Because workers generally qualify for Social Security retirement benefits at age 62, the analysis excluded younger workers. We tabulated occupations separately by sex and education because men and women tend to work in different jobs, and some occupations require a college degree. The data came from the Health and Retirement Study, a large, nationally representative survey of older Americans conducted by the Survey Research Center at the University of Michigan, with primary funding from the National Institute on Aging. Detailed occupation identifiers are available in a restricted-access version of the survey. Because the Health and Retirement Study follows workers over time, we identified workers who moved to new jobs at ages 62 and older.
The survey asked respondents whether they enjoyed their work, and we ranked the most enjoyable jobs for older workers by the share of incumbent workers ages 62 and older who strongly agreed that they “really enjoy going to work.” We ranked the least enjoyable jobs for older workers by the share of incumbent older workers who disagreed or strongly disagreed with that statement.
Our findings indicate that older adults are employed throughout the economy in a wide range of occupations. Many of these jobs require substantial education or experience, but others are less skilled and physically demanding. Older women appear to face more employment challenges than older men, in that they are segregated within a smaller number of occupations and many have more education than their job requires.
Major Findings & Recommendations
The following findings are highlighted in the report under these section headings: Most Common Jobs for Newly Hired Older Workers, and Most and Least Enjoyable Jobs for Older Workers:
The list of the most common jobs for newly hired men and women ages 62 and older resembles the list of the most common jobs held by all older workers, regardless of job tenure. Twenty-one of the 25 most common occupations for newly hired men ages 62 and older are among the most common occupations held by all men in that age range. The only occupations not on the list of top jobs for all older men are agricultural workers, couriers and messengers, management analysts, and carpenters. The top 15 occupations for newly hired women ages 62 and older are all among the top 25 occupations for all employed women in that age range. Six occupations—personal care aides; child care workers; teachers, except postsecondary ones; secretaries and administrative assistants; nursing, psychiatric, and home health aides; and maids and housekeepers—employ one-third of newly hired women ages 62 and older. Women who change jobs after age 62 are segmented into fewer occupations, limiting their employment options.

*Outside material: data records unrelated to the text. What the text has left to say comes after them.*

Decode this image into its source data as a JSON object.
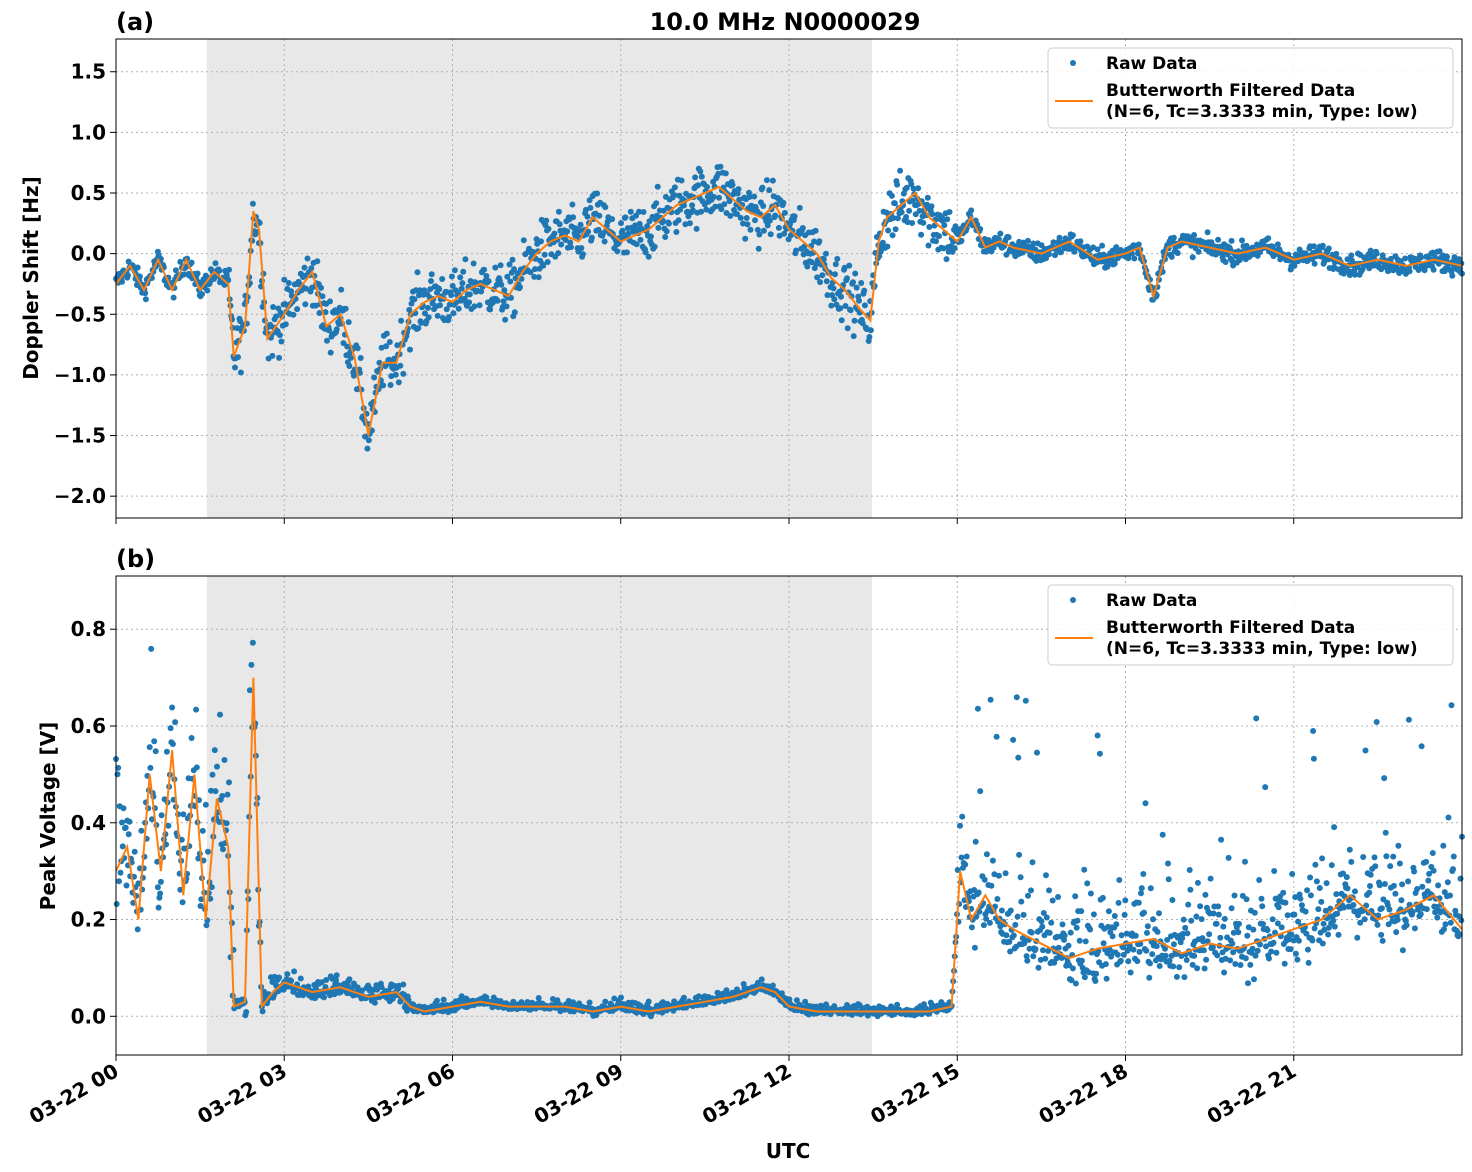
{
  "figure": {
    "title": "10.0 MHz N0000029",
    "xlabel": "UTC"
  },
  "colors": {
    "raw": "#1f77b4",
    "filtered": "#ff7f0e",
    "shade": "#e8e8e8",
    "grid": "#b0b0b0"
  },
  "chart_data": [
    {
      "type": "scatter",
      "panel_label": "(a)",
      "title": "10.0 MHz N0000029",
      "ylabel": "Doppler Shift [Hz]",
      "xlabel": "",
      "x_units": "hours since 03-22 00 UTC",
      "xlim": [
        0,
        24
      ],
      "ylim": [
        -2.18,
        1.77
      ],
      "yticks": [
        1.5,
        1.0,
        0.5,
        0.0,
        -0.5,
        -1.0,
        -1.5,
        -2.0
      ],
      "ytick_labels": [
        "1.5",
        "1.0",
        "0.5",
        "0.0",
        "−0.5",
        "−1.0",
        "−1.5",
        "−2.0"
      ],
      "shaded_interval": [
        1.62,
        13.48
      ],
      "grid": true,
      "legend_position": "top-right",
      "legend": {
        "raw": "Raw Data",
        "filtered_line1": "Butterworth Filtered Data",
        "filtered_line2": "(N=6, Tc=3.3333 min, Type: low)"
      },
      "series": [
        {
          "name": "Butterworth Filtered Data",
          "x": [
            0,
            0.25,
            0.5,
            0.75,
            1.0,
            1.25,
            1.5,
            1.75,
            2.0,
            2.1,
            2.3,
            2.45,
            2.55,
            2.7,
            3.0,
            3.25,
            3.5,
            3.75,
            4.0,
            4.25,
            4.5,
            4.75,
            5.0,
            5.25,
            5.5,
            5.75,
            6.0,
            6.25,
            6.5,
            6.75,
            7.0,
            7.25,
            7.5,
            7.75,
            8.0,
            8.25,
            8.5,
            8.75,
            9.0,
            9.25,
            9.5,
            9.75,
            10.0,
            10.25,
            10.5,
            10.75,
            11.0,
            11.25,
            11.5,
            11.75,
            12.0,
            12.25,
            12.5,
            12.75,
            13.0,
            13.25,
            13.45,
            13.6,
            13.75,
            14.0,
            14.25,
            14.5,
            14.75,
            15.0,
            15.25,
            15.5,
            15.75,
            16.0,
            16.5,
            17.0,
            17.5,
            18.0,
            18.25,
            18.5,
            18.75,
            19.0,
            19.5,
            20.0,
            20.5,
            21.0,
            21.5,
            22.0,
            22.5,
            23.0,
            23.5,
            24.0
          ],
          "y": [
            -0.25,
            -0.1,
            -0.3,
            -0.05,
            -0.3,
            -0.05,
            -0.3,
            -0.15,
            -0.25,
            -0.85,
            -0.6,
            0.35,
            0.2,
            -0.7,
            -0.5,
            -0.3,
            -0.15,
            -0.6,
            -0.5,
            -0.85,
            -1.5,
            -0.9,
            -0.9,
            -0.5,
            -0.4,
            -0.35,
            -0.4,
            -0.3,
            -0.25,
            -0.3,
            -0.35,
            -0.15,
            0.0,
            0.1,
            0.15,
            0.1,
            0.3,
            0.2,
            0.1,
            0.15,
            0.2,
            0.3,
            0.4,
            0.45,
            0.5,
            0.55,
            0.45,
            0.35,
            0.3,
            0.4,
            0.2,
            0.1,
            0.0,
            -0.2,
            -0.3,
            -0.45,
            -0.55,
            0.1,
            0.3,
            0.4,
            0.5,
            0.3,
            0.2,
            0.1,
            0.3,
            0.05,
            0.1,
            0.05,
            0.0,
            0.1,
            -0.05,
            0.0,
            0.05,
            -0.35,
            0.05,
            0.1,
            0.05,
            0.0,
            0.05,
            -0.05,
            0.0,
            -0.1,
            -0.05,
            -0.1,
            -0.05,
            -0.1
          ]
        }
      ]
    },
    {
      "type": "scatter",
      "panel_label": "(b)",
      "title": "",
      "ylabel": "Peak Voltage [V]",
      "xlabel": "UTC",
      "x_units": "hours since 03-22 00 UTC",
      "xlim": [
        0,
        24
      ],
      "ylim": [
        -0.08,
        0.91
      ],
      "yticks": [
        0.8,
        0.6,
        0.4,
        0.2,
        0.0
      ],
      "ytick_labels": [
        "0.8",
        "0.6",
        "0.4",
        "0.2",
        "0.0"
      ],
      "shaded_interval": [
        1.62,
        13.48
      ],
      "grid": true,
      "legend_position": "top-right",
      "legend": {
        "raw": "Raw Data",
        "filtered_line1": "Butterworth Filtered Data",
        "filtered_line2": "(N=6, Tc=3.3333 min, Type: low)"
      },
      "xticks": [
        0,
        3,
        6,
        9,
        12,
        15,
        18,
        21
      ],
      "xtick_labels": [
        "03-22 00",
        "03-22 03",
        "03-22 06",
        "03-22 09",
        "03-22 12",
        "03-22 15",
        "03-22 18",
        "03-22 21"
      ],
      "series": [
        {
          "name": "Butterworth Filtered Data",
          "x": [
            0,
            0.2,
            0.4,
            0.6,
            0.8,
            1.0,
            1.2,
            1.4,
            1.6,
            1.8,
            2.0,
            2.1,
            2.3,
            2.45,
            2.6,
            2.8,
            3.0,
            3.5,
            4.0,
            4.5,
            5.0,
            5.25,
            5.5,
            6.0,
            6.5,
            7.0,
            7.5,
            8.0,
            8.5,
            9.0,
            9.5,
            10.0,
            10.5,
            11.0,
            11.5,
            11.75,
            12.0,
            12.5,
            13.0,
            13.5,
            14.0,
            14.5,
            14.9,
            15.05,
            15.25,
            15.5,
            15.75,
            16.0,
            16.5,
            17.0,
            17.5,
            18.0,
            18.5,
            19.0,
            19.5,
            20.0,
            20.5,
            21.0,
            21.5,
            22.0,
            22.5,
            23.0,
            23.5,
            24.0
          ],
          "y": [
            0.3,
            0.35,
            0.2,
            0.5,
            0.3,
            0.55,
            0.25,
            0.5,
            0.2,
            0.45,
            0.35,
            0.02,
            0.03,
            0.7,
            0.02,
            0.05,
            0.07,
            0.05,
            0.06,
            0.04,
            0.05,
            0.02,
            0.01,
            0.02,
            0.03,
            0.02,
            0.02,
            0.02,
            0.01,
            0.02,
            0.01,
            0.02,
            0.03,
            0.04,
            0.06,
            0.05,
            0.02,
            0.01,
            0.01,
            0.01,
            0.01,
            0.01,
            0.02,
            0.3,
            0.2,
            0.25,
            0.2,
            0.18,
            0.15,
            0.12,
            0.14,
            0.15,
            0.16,
            0.13,
            0.15,
            0.14,
            0.16,
            0.18,
            0.2,
            0.25,
            0.2,
            0.22,
            0.25,
            0.18
          ]
        }
      ]
    }
  ]
}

Sixty-one percent of workers ages 62 and older agree with the statement that they really enjoy going to work, and 31 percent strongly agree. About two-thirds of clergy members ages 62 and older strongly agree that they really enjoy going to work, making that occupation the favorite job among older workers (table 7). Other highly rated occupations include supervisors of office and administrative workers; postsecondary teachers, non-postsecondary teachers, and farmers and ranchers. Customer service representatives rank as the least favorite job among older workers, with 28.1 percent reporting that they do not really enjoy going to work. Other low-ranked occupations among workers ages 62 and older include construction laborers, construction equipment operators, and security guards. Counseling appears to be a divisive occupation; it ranks as the second most enjoyable occupation, with 46.4 percent strongly agreeing that they really enjoy going to work, and as the 13th least enjoyable job, with 9.1 percent reporting that they do not enjoy going to work.
The report includes detailed breakdowns of both rankings in Tables 4 - 7 of the document.